Addio a Giancarlo Menotti il genio musicale dei «Due Mondi»

«Che cosa scriveranno su di me da morto? Ah, proprio non lo so, e spero d'avere allora di meglio da fare che leggerli». Giancarlo Menotti diceva questo cose, seduto su un muretto della sua Spoleto, una manciata d'anni fa. «Certo, da vivo, ne hanno scritto di tutte. O meglio, ne hanno scritto, in Italia, soprattutto una: che non ero un contemporaneo. Perché l'idea ideologica della maggior parte dei critici è di decidere loro dove va l'arte, dove il tempo, dove la vita. Il successo non conta, anzi chi ne ha è sospetto...».

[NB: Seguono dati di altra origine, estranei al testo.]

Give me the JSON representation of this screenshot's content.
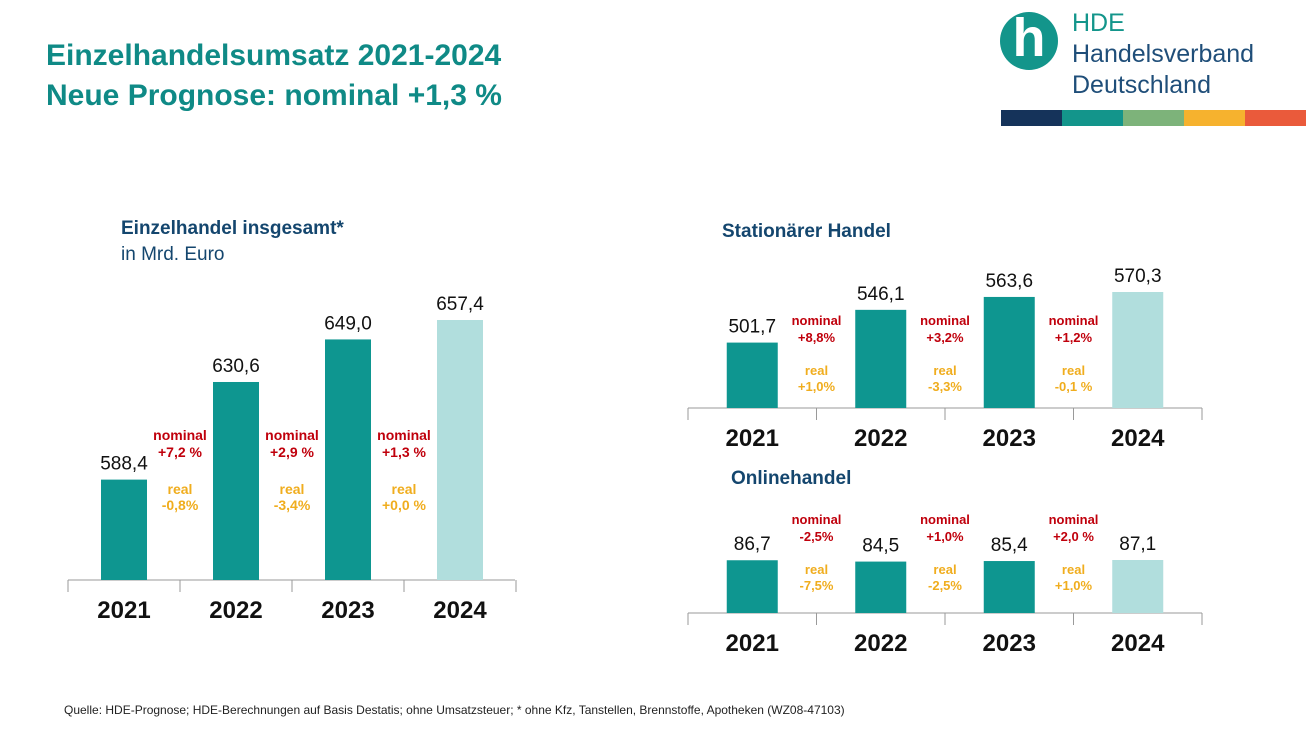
{
  "title": {
    "line1": "Einzelhandelsumsatz 2021-2024",
    "line2": "Neue Prognose: nominal +1,3 %"
  },
  "logo": {
    "icon": "hde-h-circle-icon",
    "line1": "HDE",
    "line2": "Handelsverband",
    "line3": "Deutschland",
    "stripe_colors": [
      "#15335a",
      "#13958b",
      "#7db37a",
      "#f6b22e",
      "#ea5a3b"
    ]
  },
  "colors": {
    "bar": "#0e9690",
    "bar_forecast": "#b1dedd",
    "nominal": "#c0000c",
    "real": "#f0ad1e",
    "chart_title": "#14466e",
    "axis": "#9a9a9a"
  },
  "chart_data": [
    {
      "type": "bar",
      "title": "Einzelhandel insgesamt*",
      "subtitle": "in Mrd. Euro",
      "categories": [
        "2021",
        "2022",
        "2023",
        "2024"
      ],
      "values": [
        588.4,
        630.6,
        649.0,
        657.4
      ],
      "value_labels": [
        "588,4",
        "630,6",
        "649,0",
        "657,4"
      ],
      "forecast_index": 3,
      "ylim": [
        545,
        675
      ],
      "changes": [
        {
          "nominal_label": "nominal",
          "nominal": "+7,2 %",
          "real_label": "real",
          "real": "-0,8%"
        },
        {
          "nominal_label": "nominal",
          "nominal": "+2,9 %",
          "real_label": "real",
          "real": "-3,4%"
        },
        {
          "nominal_label": "nominal",
          "nominal": "+1,3 %",
          "real_label": "real",
          "real": "+0,0 %"
        }
      ]
    },
    {
      "type": "bar",
      "title": "Stationärer Handel",
      "subtitle": "",
      "categories": [
        "2021",
        "2022",
        "2023",
        "2024"
      ],
      "values": [
        501.7,
        546.1,
        563.6,
        570.3
      ],
      "value_labels": [
        "501,7",
        "546,1",
        "563,6",
        "570,3"
      ],
      "forecast_index": 3,
      "ylim": [
        413,
        585
      ],
      "changes": [
        {
          "nominal_label": "nominal",
          "nominal": "+8,8%",
          "real_label": "real",
          "real": "+1,0%"
        },
        {
          "nominal_label": "nominal",
          "nominal": "+3,2%",
          "real_label": "real",
          "real": "-3,3%"
        },
        {
          "nominal_label": "nominal",
          "nominal": "+1,2%",
          "real_label": "real",
          "real": "-0,1 %"
        }
      ]
    },
    {
      "type": "bar",
      "title": "Onlinehandel",
      "subtitle": "",
      "categories": [
        "2021",
        "2022",
        "2023",
        "2024"
      ],
      "values": [
        86.7,
        84.5,
        85.4,
        87.1
      ],
      "value_labels": [
        "86,7",
        "84,5",
        "85,4",
        "87,1"
      ],
      "forecast_index": 3,
      "ylim": [
        0,
        93
      ],
      "changes": [
        {
          "nominal_label": "nominal",
          "nominal": "-2,5%",
          "real_label": "real",
          "real": "-7,5%"
        },
        {
          "nominal_label": "nominal",
          "nominal": "+1,0%",
          "real_label": "real",
          "real": "-2,5%"
        },
        {
          "nominal_label": "nominal",
          "nominal": "+2,0 %",
          "real_label": "real",
          "real": "+1,0%"
        }
      ]
    }
  ],
  "footnote": "Quelle: HDE-Prognose; HDE-Berechnungen auf Basis Destatis; ohne Umsatzsteuer; * ohne Kfz, Tanstellen, Brennstoffe, Apotheken (WZ08-47103)"
}
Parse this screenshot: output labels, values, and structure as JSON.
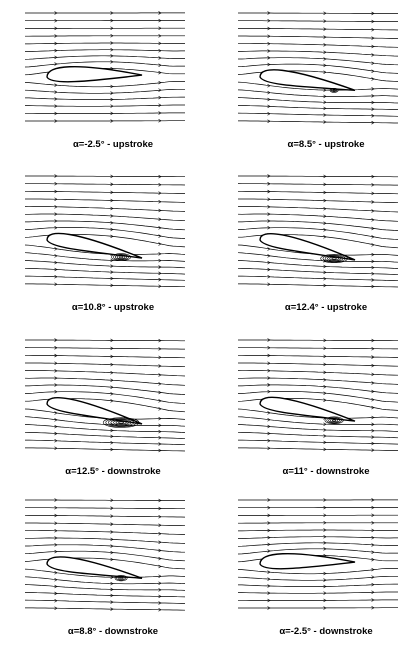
{
  "figure": {
    "panels": [
      {
        "caption": "α=-2.5° - upstroke"
      },
      {
        "caption": "α=8.5° - upstroke"
      },
      {
        "caption": "α=10.8° - upstroke"
      },
      {
        "caption": "α=12.4° - upstroke"
      },
      {
        "caption": "α=12.5° - downstroke"
      },
      {
        "caption": "α=11° - downstroke"
      },
      {
        "caption": "α=8.8° - downstroke"
      },
      {
        "caption": "α=-2.5° - downstroke"
      }
    ]
  }
}
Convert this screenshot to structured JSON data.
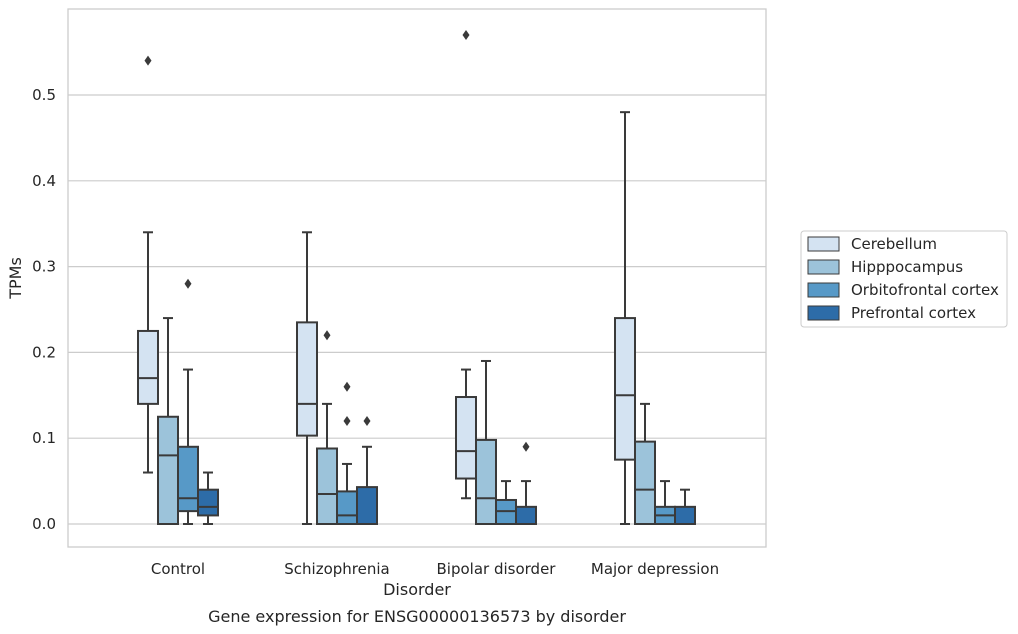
{
  "chart_data": {
    "type": "box",
    "caption": "Gene expression for ENSG00000136573 by disorder",
    "xlabel": "Disorder",
    "ylabel": "TPMs",
    "ylim": [
      -0.028,
      0.598
    ],
    "yticks": [
      "0.0",
      "0.1",
      "0.2",
      "0.3",
      "0.4",
      "0.5"
    ],
    "grid": true,
    "legend_position": "right-outside",
    "categories": [
      "Control",
      "Schizophrenia",
      "Bipolar disorder",
      "Major depression"
    ],
    "series": [
      {
        "name": "Cerebellum",
        "color": "#d4e3f2",
        "boxes": [
          {
            "whislo": 0.06,
            "q1": 0.14,
            "med": 0.17,
            "q3": 0.225,
            "whishi": 0.34,
            "fliers": [
              0.54
            ]
          },
          {
            "whislo": 0.0,
            "q1": 0.103,
            "med": 0.14,
            "q3": 0.235,
            "whishi": 0.34,
            "fliers": []
          },
          {
            "whislo": 0.03,
            "q1": 0.053,
            "med": 0.085,
            "q3": 0.148,
            "whishi": 0.18,
            "fliers": [
              0.57
            ]
          },
          {
            "whislo": 0.0,
            "q1": 0.075,
            "med": 0.15,
            "q3": 0.24,
            "whishi": 0.48,
            "fliers": []
          }
        ]
      },
      {
        "name": "Hipppocampus",
        "color": "#9cc3da",
        "boxes": [
          {
            "whislo": 0.0,
            "q1": 0.0,
            "med": 0.08,
            "q3": 0.125,
            "whishi": 0.24,
            "fliers": []
          },
          {
            "whislo": 0.0,
            "q1": 0.0,
            "med": 0.035,
            "q3": 0.088,
            "whishi": 0.14,
            "fliers": [
              0.22
            ]
          },
          {
            "whislo": 0.0,
            "q1": 0.0,
            "med": 0.03,
            "q3": 0.098,
            "whishi": 0.19,
            "fliers": []
          },
          {
            "whislo": 0.0,
            "q1": 0.0,
            "med": 0.04,
            "q3": 0.096,
            "whishi": 0.14,
            "fliers": []
          }
        ]
      },
      {
        "name": "Orbitofrontal cortex",
        "color": "#5799c7",
        "boxes": [
          {
            "whislo": 0.0,
            "q1": 0.015,
            "med": 0.03,
            "q3": 0.09,
            "whishi": 0.18,
            "fliers": [
              0.28
            ]
          },
          {
            "whislo": 0.0,
            "q1": 0.0,
            "med": 0.01,
            "q3": 0.038,
            "whishi": 0.07,
            "fliers": [
              0.12,
              0.16
            ]
          },
          {
            "whislo": 0.0,
            "q1": 0.0,
            "med": 0.015,
            "q3": 0.028,
            "whishi": 0.05,
            "fliers": []
          },
          {
            "whislo": 0.0,
            "q1": 0.0,
            "med": 0.01,
            "q3": 0.02,
            "whishi": 0.05,
            "fliers": []
          }
        ]
      },
      {
        "name": "Prefrontal cortex",
        "color": "#2d6ca8",
        "boxes": [
          {
            "whislo": 0.0,
            "q1": 0.01,
            "med": 0.02,
            "q3": 0.04,
            "whishi": 0.06,
            "fliers": []
          },
          {
            "whislo": 0.0,
            "q1": 0.0,
            "med": 0.0,
            "q3": 0.043,
            "whishi": 0.09,
            "fliers": [
              0.12
            ]
          },
          {
            "whislo": 0.0,
            "q1": 0.0,
            "med": 0.0,
            "q3": 0.02,
            "whishi": 0.05,
            "fliers": [
              0.09
            ]
          },
          {
            "whislo": 0.0,
            "q1": 0.0,
            "med": 0.0,
            "q3": 0.02,
            "whishi": 0.04,
            "fliers": []
          }
        ]
      }
    ]
  }
}
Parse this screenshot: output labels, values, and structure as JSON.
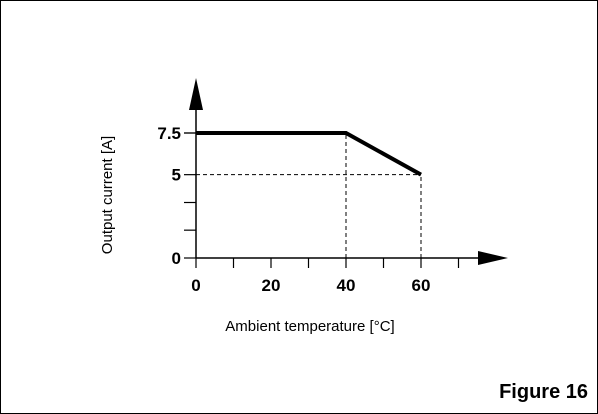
{
  "caption": "Figure 16",
  "colors": {
    "line": "#000000",
    "background": "#ffffff"
  },
  "chart_data": {
    "type": "line",
    "xlabel": "Ambient temperature [°C]",
    "ylabel": "Output current [A]",
    "x_tick_labels": [
      "0",
      "20",
      "40",
      "60"
    ],
    "y_tick_labels": [
      "0",
      "5",
      "7.5"
    ],
    "xlim": [
      0,
      70
    ],
    "ylim": [
      0,
      10
    ],
    "series": [
      {
        "x": [
          0,
          40,
          60
        ],
        "y": [
          7.5,
          7.5,
          5
        ]
      }
    ],
    "reference_lines": [
      {
        "from": [
          40,
          0
        ],
        "to": [
          40,
          7.5
        ],
        "style": "dashed"
      },
      {
        "from": [
          60,
          0
        ],
        "to": [
          60,
          5
        ],
        "style": "dashed"
      },
      {
        "from": [
          0,
          5
        ],
        "to": [
          60,
          5
        ],
        "style": "dashed"
      }
    ],
    "minor_x_ticks": [
      10,
      30,
      50,
      70
    ],
    "minor_y_ticks": [
      1.67,
      3.33,
      7.5
    ]
  }
}
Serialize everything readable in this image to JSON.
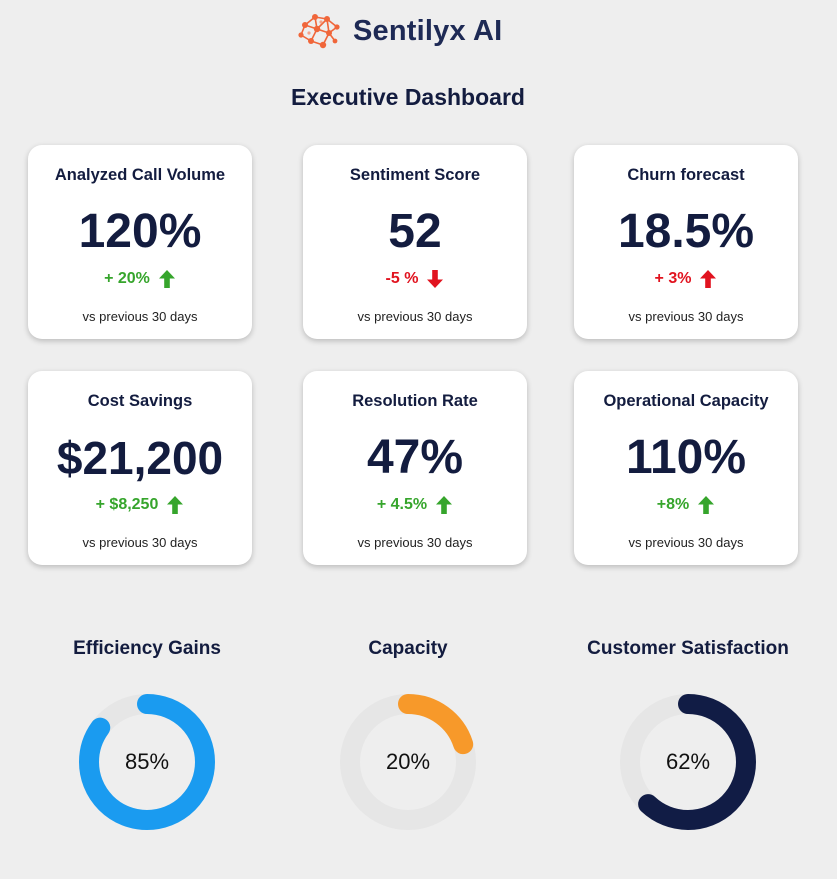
{
  "brand": {
    "name": "Sentilyx AI",
    "logo_icon": "neural-network-icon",
    "logo_color": "#f0663a"
  },
  "title": "Executive Dashboard",
  "colors": {
    "up": "#36a52c",
    "down": "#e1131f",
    "text": "#131c3f"
  },
  "kpis": [
    {
      "title": "Analyzed Call Volume",
      "value": "120%",
      "change": "+ 20%",
      "direction": "up",
      "footnote": "vs previous 30 days"
    },
    {
      "title": "Sentiment Score",
      "value": "52",
      "change": "-5 %",
      "direction": "down",
      "footnote": "vs previous 30 days"
    },
    {
      "title": "Churn forecast",
      "value": "18.5%",
      "change": "+ 3%",
      "direction": "up-bad",
      "footnote": "vs previous 30 days"
    },
    {
      "title": "Cost Savings",
      "value": "$21,200",
      "change": "+ $8,250",
      "direction": "up",
      "footnote": "vs previous 30 days"
    },
    {
      "title": "Resolution Rate",
      "value": "47%",
      "change": "+ 4.5%",
      "direction": "up",
      "footnote": "vs previous 30 days"
    },
    {
      "title": "Operational Capacity",
      "value": "110%",
      "change": "+8%",
      "direction": "up",
      "footnote": "vs previous 30 days"
    }
  ],
  "gauges": [
    {
      "title": "Efficiency Gains",
      "value": 85,
      "label": "85%",
      "color": "#1a9bf0",
      "track": "#e6e6e6"
    },
    {
      "title": "Capacity",
      "value": 20,
      "label": "20%",
      "color": "#f7992a",
      "track": "#e6e6e6"
    },
    {
      "title": "Customer Satisfaction",
      "value": 62,
      "label": "62%",
      "color": "#111c45",
      "track": "#e6e6e6"
    }
  ]
}
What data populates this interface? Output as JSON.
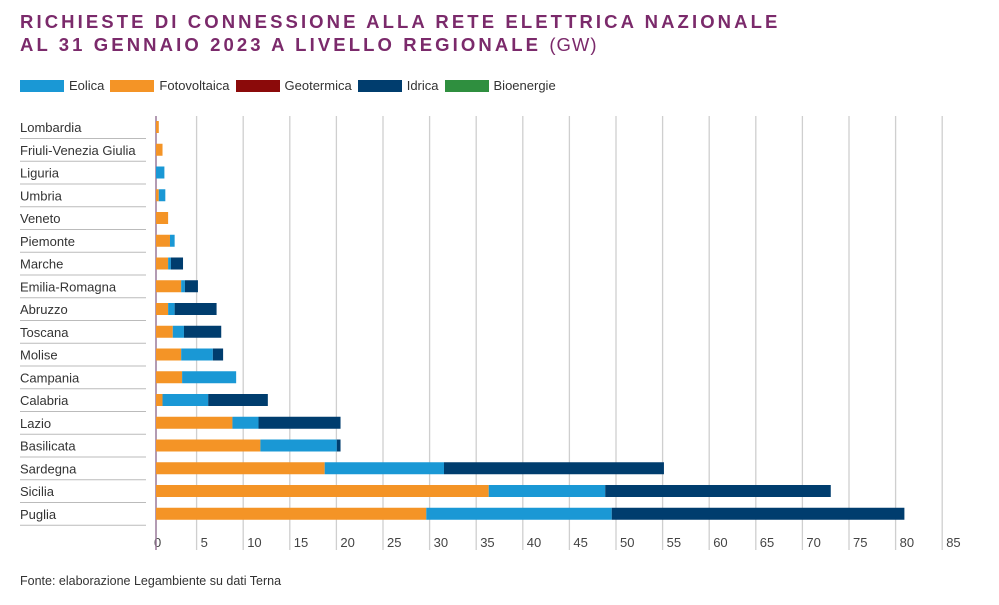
{
  "title_line1": "RICHIESTE DI CONNESSIONE ALLA RETE ELETTRICA NAZIONALE",
  "title_line2": "AL 31 GENNAIO 2023 A LIVELLO REGIONALE",
  "title_unit": "(GW)",
  "source": "Fonte: elaborazione Legambiente su dati Terna",
  "chart_data": {
    "type": "bar",
    "orientation": "horizontal",
    "stacked": true,
    "categories": [
      "Lombardia",
      "Friuli-Venezia Giulia",
      "Liguria",
      "Umbria",
      "Veneto",
      "Piemonte",
      "Marche",
      "Emilia-Romagna",
      "Abruzzo",
      "Toscana",
      "Molise",
      "Campania",
      "Calabria",
      "Lazio",
      "Basilicata",
      "Sardegna",
      "Sicilia",
      "Puglia"
    ],
    "series": [
      {
        "name": "Eolica",
        "color": "#1a98d5",
        "values": [
          0,
          0,
          0.9,
          0.7,
          0,
          0.5,
          0.3,
          0.4,
          0.7,
          1.2,
          3.4,
          5.8,
          4.9,
          2.8,
          8.2,
          12.8,
          12.5,
          19.9
        ]
      },
      {
        "name": "Fotovoltaica",
        "color": "#f49426",
        "values": [
          0.3,
          0.7,
          0,
          0.3,
          1.3,
          1.5,
          1.3,
          2.7,
          1.3,
          1.8,
          2.7,
          2.8,
          0.7,
          8.2,
          11.2,
          18.1,
          35.7,
          29.0
        ]
      },
      {
        "name": "Geotermica",
        "color": "#8b0a0a",
        "values": [
          0,
          0,
          0,
          0,
          0,
          0,
          0,
          0,
          0,
          0,
          0,
          0,
          0,
          0,
          0,
          0,
          0,
          0
        ]
      },
      {
        "name": "Idrica",
        "color": "#003d6e",
        "values": [
          0,
          0,
          0,
          0,
          0,
          0,
          1.3,
          1.4,
          4.5,
          4.0,
          1.1,
          0,
          6.4,
          8.8,
          0.4,
          23.6,
          24.2,
          31.4
        ]
      },
      {
        "name": "Bioenergie",
        "color": "#2f8f3f",
        "values": [
          0,
          0,
          0,
          0,
          0,
          0,
          0,
          0,
          0,
          0,
          0,
          0,
          0,
          0,
          0,
          0,
          0,
          0
        ]
      }
    ],
    "stack_order": [
      "Fotovoltaica",
      "Eolica",
      "Idrica",
      "Geotermica",
      "Bioenergie"
    ],
    "xlim": [
      0,
      85
    ],
    "xticks": [
      "0",
      "5",
      "10",
      "15",
      "20",
      "25",
      "30",
      "35",
      "40",
      "45",
      "50",
      "55",
      "60",
      "65",
      "70",
      "75",
      "80",
      "85"
    ],
    "grid": true,
    "legend_position": "top-left",
    "xlabel": "",
    "ylabel": ""
  }
}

Parlava semplice, senza acrimonia. Raccontava semplicemente la sua situazione, di uomo che metteva in musica le storie d'oggi, senza rigirarle nel tormento degli enigmi tortuosi degli autori dell'avanguardia ufficiale, su cui non si soffermava; il suo volto da nobile lombardo del Rinascimento, temperato d'amabile ironia, non somigliava affatto alla faccia del perseguitato.
Lo intervistavo, ma cercavo invano la polemica aguzza. Era già intorno ai novant'anni, poiché era nato nel 1911, e della Prima Guerra Mondiale aveva infatti cauti ma presenti ricordi da bambino. Un curriculum come il suo procede irresistibile ed inestinguibile lungo tutto un secolo. Il talento precoce, gli studi a Filadelfia su consiglio di Arturo Toscanini, l'esordio con Amelia al ballo e poi Il ladro e la zitella, tra favola e realismo e poi la discesa nell'inquietudine torbida dell'ambiguità attorno ai fatti di mistero: da La Medium, nel 1946, l'ingannatrice che finge di parlare con i bambini defunti e che non viene creduta quando confessa il suo trucco, a La Santa di Bleeker Street, la visionaria che anela ad un mondo mistico senza capire quello che le è attorno, del 1954.
Menotti scrive da sé i libretti, unanimemente ritenuti di grande impatto teatrale. L'evento clamoroso che lo mise al centro dell'attenzione anche popolare fu Il Console, storia di attese, di visti tardi concessi, di dolore quotidiano. Premio Pulitzer, copertina sul Time, ma anche nugoli di improperi alla Scala, dove un principe della critica musicale, Giulio Confalonieri, salì in loggione con un lungo fischietto (poi egli stesso si ridiscusse: erano anni di passione melodrammatica)... Tutta la vita, Menotti scrisse opere: fino a tre anni fa, con Goya, data al teatro An der Wien, protagonista Placido Domingo.
Giancarlo Menotti è il compositore italiano del nostro tempo più rappresentato. Ma è noto per tante attività: la regìa, fatta di intensa e nuda recitazione; il Festival dei Due Mondi, con cui lanciò nel mondo la struggente bellezza di Spoleto, partito con connotazione gay, ma tale da riunire dall'inizio i grandi artisti d'ogni età e sesso, da Luchino Visconti al direttore Thomas Schippers, a Henry Moore come scenografo del Don Giovanni.
«Maestro» gli chiedevo quel giorno, «Lei è un grande. Che cos'è la grandezza?». S'era messo a ridere. «Pochi anni fa, nel mio paese, Cadegliano, vollero farmi festa. Io ero qui a Spoleto, avevo le ore contate, fissai un incontro nel pomeriggio, presi una grossa macchina veloce e mi feci portare al Nord di corsa. L'autista, ormai nei pressi di Varese, cioè quasi a casa mia, arrivò di picchiata sul casello. Una pattuglia ci fermò. Era tardi, implorai che ci lasciassero arrivare a destinazione. Sono Giancarlo Menotti, dissi. Chi? Mi accorsi che non avevo documenti. Mi portarono un paese più in là. Andammo a una pasticceria dove quand'ero ragazzino mangiavo certe barchette di pasta frolla. La proprietaria anzianissima mi fece grande festa, ma per il cognome non andò oltre “a l'è il fioeu della sciura, della sciura...”. Quando finalmente arrivammo il ritardo era pazzesco. Incominciava a piovere, la gente era nervosa, i discorsi quasi bruschi.

Due bambine vestite di bianco mi strascicarono una canzoncina con le coroncine di fiori sulla testa per storto, e l'occhio ostile. Io mi guardavo in giro con pazienza. E mi chiedevo: ma sarà la mia musica così grande da compensare un poco tutto questo disturbo?».